As we were explaining our presence to her, an unidentified woman came outside and moved the truck identified as Leonard's around the back.
"Is that what they told you is that she wasn't here?"
"Yes," Ross replied.
"Yeh, she's here," Peck said.
Not only was Leonard inside the school, she called the Kiowa County Sheriff's Office.
"The superintendent does act as the owner of the school property," Kiowa County Deputy Avery Snover said. "She doesn't want you on the property."
News 5 Investigates agreed to leave the property after Deputy Snover informed us Leonard does not wish to make a comment or address the state's findings, but we returned a day later to attend a public school board meeting.
Leonard sat with her back faced to our camera, and Ross spoke during public comments to inform the school board about our news investigation.
After speaking, Ross asked, "Does anyone (on the school board) have any questions?"
The school board was advised by its attorney not to comment on the case and did not make any statements.
In fact, News 5 Investigates has learned this incident has resulted in the school board, district and Leonard hiring legal counsel.
Leonard was initially placed on paid administrative leave, but has since been allowed to return to work pending the outcome of the investigation being conducted by the Colorado Department of Education.
The CDE tells News 5 that state confidentiality standards prevent them from commenting on the case.
Meanwhile, News 5 Investigates has also learned the Kiowa County Sheriff's Office requested the school board and district provide Leonard's employment records for its own investigation.
On Wednesday, July 10, 2019, Leonard issued the following statement to KOAA News 5 via a Facebook message:
I am under attorney advisement not to discuss the issue.
On June 24, 2019, the Kiowa County School District RE-2 (Plainview Schools) Board of Education released the following statement via their attorney:
The Kiowa County School District RE-2 (Plainview Schools) Board of Education (Board) was contacted by the Colorado Department of Education (CDE) on May 16, 2019 regarding licensure and endorsement issues concerning Interim Superintendent and Principal Yonda Leonard. Ms.

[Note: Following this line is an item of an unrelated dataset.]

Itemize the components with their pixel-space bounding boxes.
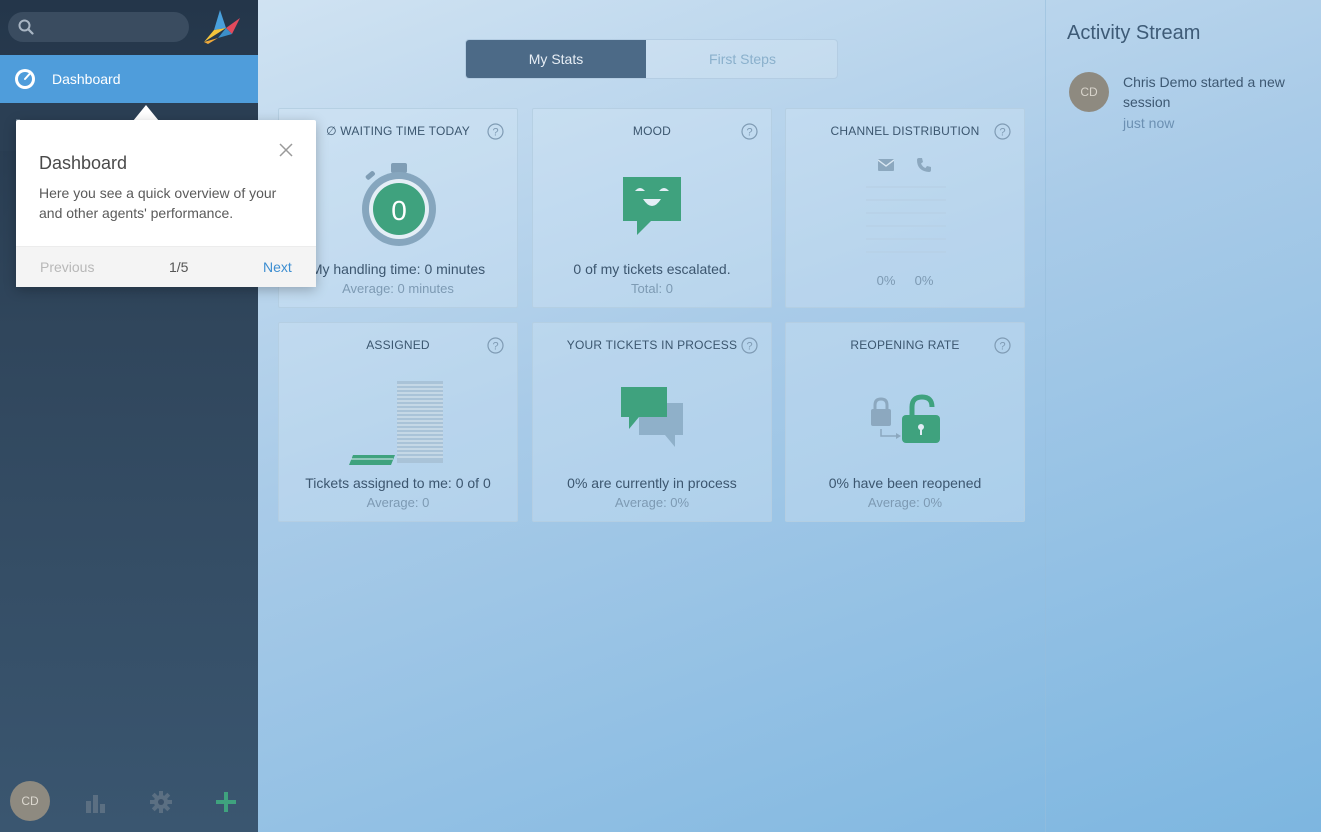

Leonard was placed on paid administrative leave by the Board on May 28, 2019, while the licensure issue is addressed by CDE. As a personnel matter, the Board is limited as to its ability to comment further or answer additional questions.
Clarification: After the board's attorney issued the above statement last month, the board decided to allow Leonard to return to work pending the outcome of CDE's case.